Feeling disconnected.

The week is still rushing by.  I think the kids not being in school has made the effect a lot stronger.  Most of the normal structure and routine that divides up our days is eliminated without the morning routine to get Matthew out to the bus and Kaylee off to school, pick her up, meet Matthew’s bus, do homework.  We didn’t really do much of anything this week.  Mostly just hung out in the house and played games or read stories together, or the kids did their own thing while I worked on the computer or slowly chipped away at the never-ending housework, and I can’t believe the week is gone already.

I took a day and slammed together a major update of my personal website, uploading just about all the layouts from my 2005 pics that hadn’t made it up there yet. The last time I’d updated it I think was in October, and even then I’d only gotten partway through May, so there was a lot to do. I haven’t scrapped Christmas yet, so since I put the pages up chronologically, but don’t always scrap chronologically because of CT stuff, I’ve got a few more waiting in the wings.  I did upload the rest of my layouts with older photos that I did last year too.

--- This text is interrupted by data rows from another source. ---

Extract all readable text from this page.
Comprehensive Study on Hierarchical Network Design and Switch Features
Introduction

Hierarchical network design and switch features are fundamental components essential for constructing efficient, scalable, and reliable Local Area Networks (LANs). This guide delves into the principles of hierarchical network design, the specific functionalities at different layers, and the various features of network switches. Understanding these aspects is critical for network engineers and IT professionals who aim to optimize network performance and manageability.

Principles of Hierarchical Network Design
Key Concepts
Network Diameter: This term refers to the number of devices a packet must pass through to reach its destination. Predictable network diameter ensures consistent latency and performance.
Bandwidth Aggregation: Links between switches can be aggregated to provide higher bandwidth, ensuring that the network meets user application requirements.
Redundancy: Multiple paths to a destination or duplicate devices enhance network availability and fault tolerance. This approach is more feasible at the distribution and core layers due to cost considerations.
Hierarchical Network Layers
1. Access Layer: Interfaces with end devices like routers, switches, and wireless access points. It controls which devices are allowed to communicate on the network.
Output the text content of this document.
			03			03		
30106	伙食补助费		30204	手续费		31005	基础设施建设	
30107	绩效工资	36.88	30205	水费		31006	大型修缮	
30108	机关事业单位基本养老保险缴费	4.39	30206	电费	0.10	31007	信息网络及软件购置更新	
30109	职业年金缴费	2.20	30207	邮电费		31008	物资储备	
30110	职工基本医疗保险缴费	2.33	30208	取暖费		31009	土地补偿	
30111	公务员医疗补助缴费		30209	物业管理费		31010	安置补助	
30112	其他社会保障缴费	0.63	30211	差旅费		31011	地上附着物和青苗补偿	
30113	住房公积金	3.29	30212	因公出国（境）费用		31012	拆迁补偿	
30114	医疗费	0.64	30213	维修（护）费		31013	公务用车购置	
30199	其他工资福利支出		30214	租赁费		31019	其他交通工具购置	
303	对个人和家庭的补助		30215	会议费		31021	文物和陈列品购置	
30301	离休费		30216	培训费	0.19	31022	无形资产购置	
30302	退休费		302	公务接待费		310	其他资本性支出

Tonight I finally took the time again to try to catch up on blog reading, and it really depressed me.  A friend got some upsetting news earlier this week, and now the moment has passed where I felt I should offer comfort and support, even though I know I will tomorrow.  Another was frustrated over her commercial design experience, expressing some of the thoughts that are exactly why I have intentionally stayed away from designing commercially, but something happened recently that had made me reconsider, and I was excited about it, but now I don’t know anymore.  Another was expressing dissatisfaction with a part of her life that happens to be a part we share, and that made me even sadder.  And throughout all of them, I felt as if it had been months, rather than a couple of weeks since I had commented on their blogs and just let them know I care.  

In a really truly pathetic and feeble attempt to cheer myself up, I went and switched my desktop wallpaper from this to this, which was a little too much on my big monitor, and then to this.  It was only after I had settled on that one, that I noticed the photographer’s description was “It is the coming of summer, the age of the daisy, the fresh start and the optimism.”  Very appropriate.

So, I am vowing that I will find time to keep up and let those around me know that I’m thinking about them.  But I think I need some sleep first.  And if you’re reading this and it doesn’t make any sense at all, I’m going to point you at the time of the post as I crawl off to bed.  

Comments

karin said…
ah, Kim ... first and fortemost ((((hugs)))) you sound uncharacteristically sad, blue, frustrated, and bummed out. I am certain that a little sleep, some sunshine, and the reconnection to the friends you miss will cheer you! I know that when I get busy like that I feel the same way, and all the above helps me ... so, ((((hugs))) and all the very best !
Tania said…
Ah Kim, I know you care! And I'm still in a bad mood, which is why I'm not posting, sorry for having to subject all of you to my crankiness!